O financiamento da infraestrutura terá que ser feito pelo governo, dizem os especialistas, pois há necessidade da criação em todas as regiões do país de centros de referencia especializados em atendimento a crianças portadoras de cardiopatias congênitas e colocar em operação plena aqueles já existentes.

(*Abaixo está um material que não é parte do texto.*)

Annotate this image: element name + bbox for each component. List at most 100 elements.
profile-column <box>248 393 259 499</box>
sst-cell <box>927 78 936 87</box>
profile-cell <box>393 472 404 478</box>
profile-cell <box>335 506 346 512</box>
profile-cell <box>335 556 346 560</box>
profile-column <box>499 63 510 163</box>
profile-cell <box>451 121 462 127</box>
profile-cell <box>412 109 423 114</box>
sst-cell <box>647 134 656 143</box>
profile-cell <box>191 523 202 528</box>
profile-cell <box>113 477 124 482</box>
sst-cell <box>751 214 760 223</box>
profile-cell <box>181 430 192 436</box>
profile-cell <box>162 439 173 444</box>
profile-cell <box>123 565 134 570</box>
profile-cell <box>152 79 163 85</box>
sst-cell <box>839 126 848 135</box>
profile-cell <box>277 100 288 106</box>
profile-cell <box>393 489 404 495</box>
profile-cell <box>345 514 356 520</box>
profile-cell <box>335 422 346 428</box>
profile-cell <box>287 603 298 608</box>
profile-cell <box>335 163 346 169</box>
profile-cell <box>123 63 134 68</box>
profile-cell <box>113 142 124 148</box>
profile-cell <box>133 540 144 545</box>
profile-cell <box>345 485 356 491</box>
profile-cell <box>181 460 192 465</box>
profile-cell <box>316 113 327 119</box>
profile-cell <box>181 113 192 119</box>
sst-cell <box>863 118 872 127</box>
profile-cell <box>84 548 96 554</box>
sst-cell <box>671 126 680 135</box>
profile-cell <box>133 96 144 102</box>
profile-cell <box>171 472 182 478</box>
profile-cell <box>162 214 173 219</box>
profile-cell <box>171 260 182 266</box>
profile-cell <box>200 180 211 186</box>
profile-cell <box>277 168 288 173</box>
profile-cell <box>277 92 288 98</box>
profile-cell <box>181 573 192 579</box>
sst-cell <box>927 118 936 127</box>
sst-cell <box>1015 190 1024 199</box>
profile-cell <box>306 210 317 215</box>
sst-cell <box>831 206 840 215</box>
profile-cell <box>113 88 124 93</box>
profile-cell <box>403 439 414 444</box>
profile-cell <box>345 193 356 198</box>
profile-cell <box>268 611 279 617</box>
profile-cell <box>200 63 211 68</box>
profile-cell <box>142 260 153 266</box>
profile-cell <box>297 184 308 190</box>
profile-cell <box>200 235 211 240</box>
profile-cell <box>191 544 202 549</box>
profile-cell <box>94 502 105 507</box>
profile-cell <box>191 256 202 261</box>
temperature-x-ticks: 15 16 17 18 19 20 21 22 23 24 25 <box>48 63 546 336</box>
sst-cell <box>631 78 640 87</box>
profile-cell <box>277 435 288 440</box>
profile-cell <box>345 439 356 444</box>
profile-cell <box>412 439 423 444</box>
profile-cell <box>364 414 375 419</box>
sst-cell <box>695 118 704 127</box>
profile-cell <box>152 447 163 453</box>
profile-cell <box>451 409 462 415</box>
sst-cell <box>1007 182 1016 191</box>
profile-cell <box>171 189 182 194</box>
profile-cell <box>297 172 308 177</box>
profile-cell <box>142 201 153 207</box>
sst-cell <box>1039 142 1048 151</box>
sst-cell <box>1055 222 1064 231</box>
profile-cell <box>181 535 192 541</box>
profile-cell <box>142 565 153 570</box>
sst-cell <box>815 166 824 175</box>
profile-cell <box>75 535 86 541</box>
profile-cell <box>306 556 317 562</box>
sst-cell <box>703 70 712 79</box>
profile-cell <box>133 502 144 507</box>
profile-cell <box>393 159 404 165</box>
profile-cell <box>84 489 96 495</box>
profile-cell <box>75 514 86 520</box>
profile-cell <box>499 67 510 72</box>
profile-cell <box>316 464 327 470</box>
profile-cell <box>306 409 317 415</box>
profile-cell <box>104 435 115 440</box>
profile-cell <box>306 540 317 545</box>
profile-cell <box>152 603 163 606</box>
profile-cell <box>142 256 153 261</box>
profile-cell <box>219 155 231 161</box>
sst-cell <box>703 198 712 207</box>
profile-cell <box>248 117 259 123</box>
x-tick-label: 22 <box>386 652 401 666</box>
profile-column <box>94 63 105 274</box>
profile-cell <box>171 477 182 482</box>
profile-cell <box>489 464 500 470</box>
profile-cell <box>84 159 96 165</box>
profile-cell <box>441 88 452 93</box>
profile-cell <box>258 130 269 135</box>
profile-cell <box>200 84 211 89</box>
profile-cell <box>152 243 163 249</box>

As sociedades assumirão a responsabilidade de levantar a realidade do País neste aspecto e elaborar um projeto que viabilize rapidamente o início do atendimento e, desta forma, tentar reduzir este cruel perfil epidemiológico atual.

SEGUNDA CAUSA DE MORTE

Para Walter Gomes, a situação é complexa “e difere nos vários Brasís que coexistem”, pois em São Paulo, onde não há mais mortes por desnutrição e se reduziu drasticamente a mortalidade infantil por doenças infecciosas e por desidratação, as cardiopatias congênitas já são a segunda causa de morte em crianças até 16 anos, mas mesmo neste Estado não tem sido possível operar todas que necessitam de cirurgia.

O especialista diz que no Norte e Nordeste a carência é maior, falta acesso ao tratamento, hierarquização e também o treinamento, “é preciso capacitação especial para que o cirurgião seja capaz de operar uma criança que já nasceu com baixo peso e cujos órgãos são minúsculos”.

“O Brasil tem que buscar solução própria”, diz Marcelo Queiroga, “porque em países como a Inglaterra e a França, por exemplo, não há tanta cardiopatia congênita, devido à institucionalização do aborto”. O médico explica que muitas mulheres europeias preferem abortar um feto que sabem nascerá com uma cardiopatia e tentar ter uma criança saudável em outra gravidez. “É uma solução cruel, que não existe no Brasil”, diz.

“Mesmo quando há centros de excelência e salas cirúrgicas adequadas, faltam recursos”, diz Jadelson, que dá o exemplo de um hospital paulista que opera pelo SUS e no dia 10 de cada mês esgota a quota de atendimento, o que deixa crianças na fila, muitas condenadas à morte. Ele afirma que esta situação é inaceitável e não pode perdurar também porque, garante, “hoje grande parte dessas cardiopatias congênitas tem alto potencial cirúrgico de cura e a cardiologia brasileira pela posição que tem hoje no país e no mundo não pode ficar a margem deste processo e não ficará”, assegura.